Suffice it to say that I have come from a position of rooting for the Georgians - seeing their actions in South Ossetia as akin to our own Civil War - to seeing empty American promises as the root of the Georgian belief they could move militarily without fear of Russian involvement. What foolishness!
Mr. Cameron seems to be writing from the same set of notes used by our own newspaper columnist Charles Krauthammer, who wrote a piece that called for all sorts of "dire consequences" including a boycott of the Winter Olympics to be held in southern Russia . . . in 2014. As commentator Matthew Yglesias pointed out, not only do boycotts of Olympics not work, that would seem to give the Russians ample time to do much mischief in Georgia before returning home.
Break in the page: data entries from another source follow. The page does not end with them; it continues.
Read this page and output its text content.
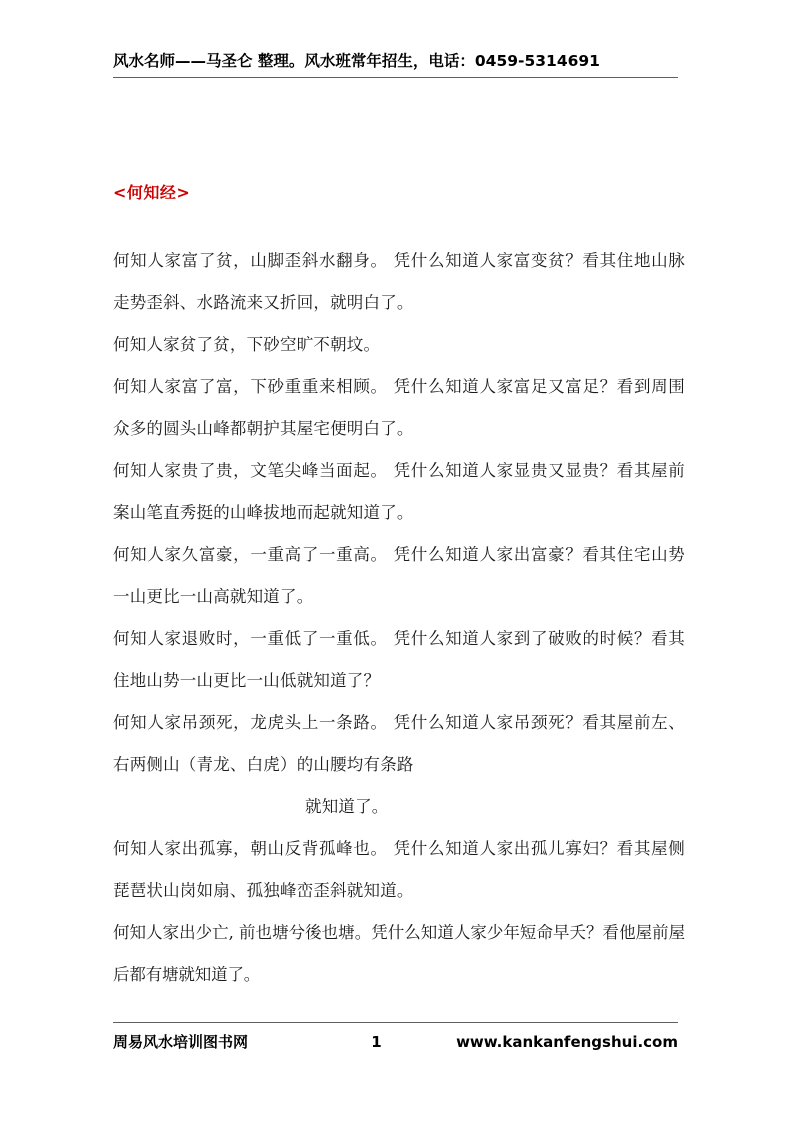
风水名师——马圣仑 整理。风水班常年招生，电话：0459-5314691
<何知经>

何知人家富了贫，山脚歪斜水翻身。 凭什么知道人家富变贫？看其住地山脉走势歪斜、水路流来又折回，就明白了。

何知人家贫了贫，下砂空旷不朝坟。

何知人家富了富，下砂重重来相顾。 凭什么知道人家富足又富足？看到周围众多的圆头山峰都朝护其屋宅便明白了。

何知人家贵了贵，文笔尖峰当面起。 凭什么知道人家显贵又显贵？看其屋前案山笔直秀挺的山峰拔地而起就知道了。

何知人家久富豪，一重高了一重高。 凭什么知道人家出富豪？看其住宅山势一山更比一山高就知道了。

何知人家退败时，一重低了一重低。 凭什么知道人家到了破败的时候？看其住地山势一山更比一山低就知道了？

何知人家吊颈死，龙虎头上一条路。 凭什么知道人家吊颈死？看其屋前左、右两侧山（青龙、白虎）的山腰均有条路

就知道了。

何知人家出孤寡，朝山反背孤峰也。 凭什么知道人家出孤儿寡妇？看其屋侧琵琶状山岗如扇、孤独峰峦歪斜就知道。

何知人家出少亡, 前也塘兮後也塘。凭什么知道人家少年短命早夭？看他屋前屋后都有塘就知道了。

周易风水培训图书网	1	www.kankanfengshui.com
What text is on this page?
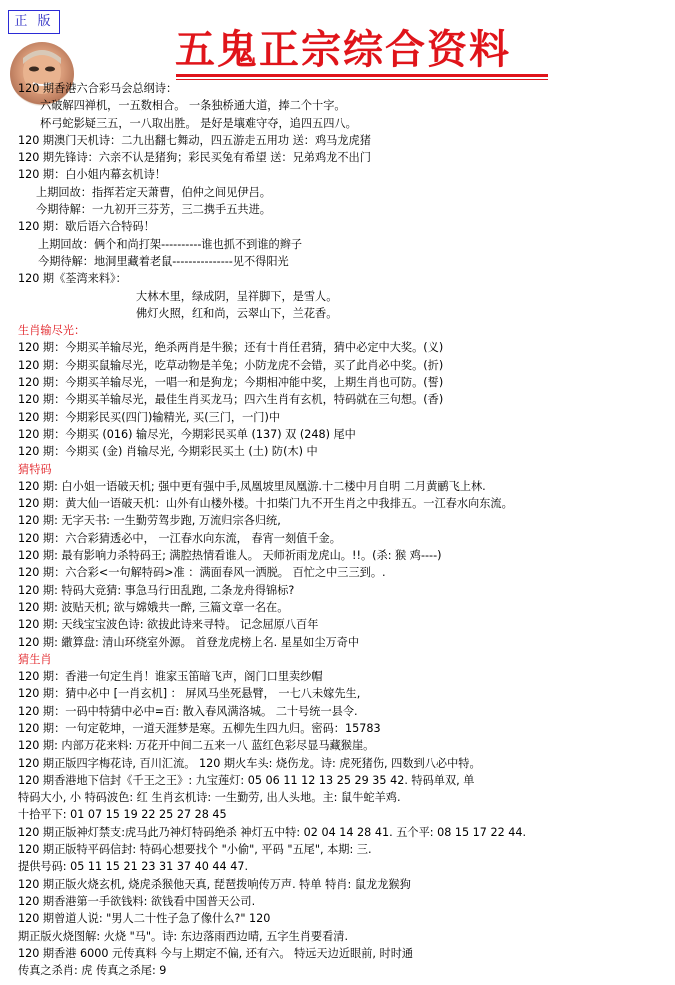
正 版
五鬼正宗综合资料
120 期香港六合彩马会总纲诗：
六破解四禅机，一五数相合。 一条独桥通大道，捧二个十字。
杯弓蛇影疑三五，一八取出胜。 是好是壤难守夺，追四五四八。
120 期澳门天机诗：二九出翻七舞动，四五游走五用功 送：鸡马龙虎猪
120 期先锋诗：六亲不认是猪狗；彩民买兔有希望 送：兄弟鸡龙不出门
120 期：白小姐内幕玄机诗！
上期回故：指挥若定天萧曹，伯仲之间见伊吕。
今期待解：一九初开三芬芳，三二携手五共进。
120 期：歇后语六合特码！
上期回故：俩个和尚打架----------谁也抓不到谁的辫子
今期待解：地洞里藏着老鼠---------------见不得阳光
120 期《荃湾来料》：
大林木里，绿成阴，呈祥脚下，是雪人。
佛灯火照，红和尚，云翠山下，兰花香。
生肖输尽光：
120 期：今期买羊输尽光，绝杀两肖是牛猴；还有十肖任君猜，猜中必定中大奖。(义)
120 期：今期买鼠输尽光，吃草动物是羊兔；小防龙虎不会错，买了此肖必中奖。(折)
120 期：今期买羊输尽光，一唱一和是狗龙；今期相冲能中奖，上期生肖也可防。(誓)
120 期：今期买羊输尽光，最佳生肖买龙马；四六生肖有玄机，特码就在三句想。(香)
120 期：今期彩民买(四门)输精光, 买(三门，一门)中
120 期：今期买 (016) 输尽光，今期彩民买单 (137) 双 (248) 尾中
120 期：今期买 (金) 肖输尽光, 今期彩民买土 (土) 防(木) 中
猜特码
120 期: 白小姐一语破天机; 强中更有强中手,凤凰坡里凤凰游.十二楼中月自明 二月黄鹂飞上林.
120 期：黄大仙一语破天机：山外有山楼外楼。十扣柴门九不开生肖之中我排五。一江春水向东流。
120 期: 无字天书: 一生勤劳驾步跑, 万流归宗各归统,
120 期：六合彩猜透必中， 一江春水向东流， 春宵一刻值千金。
120 期: 最有影响力杀特码王; 满腔热情看谁人。 天师祈雨龙虎山。!!。(杀: 猴 鸡----)
120 期：六合彩<一句解特码>准 ：满面春风一洒脱。 百忙之中三三到。.
120 期: 特码大竞猜: 事急马行田乱跑, 二条龙舟得锦标?
120 期: 波贴天机; 欲与嫦娥共一醉, 三篇文章一名在。
120 期: 天线宝宝波色诗: 欲拔此诗来寻特。 记念屈原八百年
120 期: 繖算盘: 清山环绕室外源。 首登龙虎榜上名. 星星如尘万奇中
猜生肖
120 期：香港一句定生肖！谁家玉笛暗飞声，阁门口里卖纱帽
120 期：猜中必中 [一肖玄机] ： 屏风马坐死悬臂， 一七八未嫁先生,
120 期：一码中特猜中必中=百: 散入春风满洛城。 二十号统一县令.
120 期：一句定乾坤，一道天涯梦是寒。五柳先生四九归。密码：15783
120 期: 内部万花来料: 万花开中间二五来一八 蓝红色彩尽显马藏猴崖。
120 期正版四字梅花诗, 百川汇流。 120 期火车头: 烧伤龙。诗: 虎死猪伤, 四数到八必中特。
120 期香港地下信封《千王之王》: 九宝莲灯: 05 06 11 12 13 25 29 35 42. 特码单双, 单
特码大小, 小 特码波色: 红 生肖玄机诗: 一生勤劳, 出人头地。主: 鼠牛蛇羊鸡.
十拾平下: 01 07 15 19 22 25 27 28 45
120 期正版神灯禁支:虎马此乃神灯特码绝杀 神灯五中特: 02 04 14 28 41. 五个平: 08 15 17 22 44.
120 期正版特平码信封: 特码心想要找个 "小偷", 平码 "五尾", 本期: 三.
提供号码: 05 11 15 21 23 31 37 40 44 47.
120 期正版火烧玄机, 烧虎杀猴他天真, 琵琶拨响传万声. 特单 特肖: 鼠龙龙猴狗
120 期香港第一手欲钱料: 欲钱看中国普天公司.
120 期曾道人说: "男人二十性子急了像什么?" 120
期正版火烧图解: 火烧 "马"。诗: 东边落雨西边晴, 五字生肖要看清.
120 期香港 6000 元传真料 今与上期定不偏, 还有六。 特远天边近眼前, 时时通
传真之杀肖: 虎 传真之杀尾: 9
Finally, the constant calls for Russia to be expelled from the G8 is ridiculous on its face. I do not know about the state of conservatives or conservatism as a movement in your country at the moment, but here they tend to advocate policies which are actually proved empirically to be counter-productive to the ends they seek. Any attempt to antagonize the Russians; any attempt to isolate the Russians in any way; any attempt to ramp up military encirclement (it was announced this morning that Poland and the US have reached an agreement on basing our useless and non-functioning missile defense program in Poland; I am quite sure the Russians know it doesn't work, just as I am sure they are frustrated by this blatant act of provocation by the idiots currently in charge here); all of these actually create a situation we should be seeking to avoid at all costs - heightened tensions between the US and Russia. While I am no fan of Pres. Sarkozy, he has done an admirable job working to broker some kind of peace accord in the region based upon the simple reality that Georgia survives at the will and whim of Russia.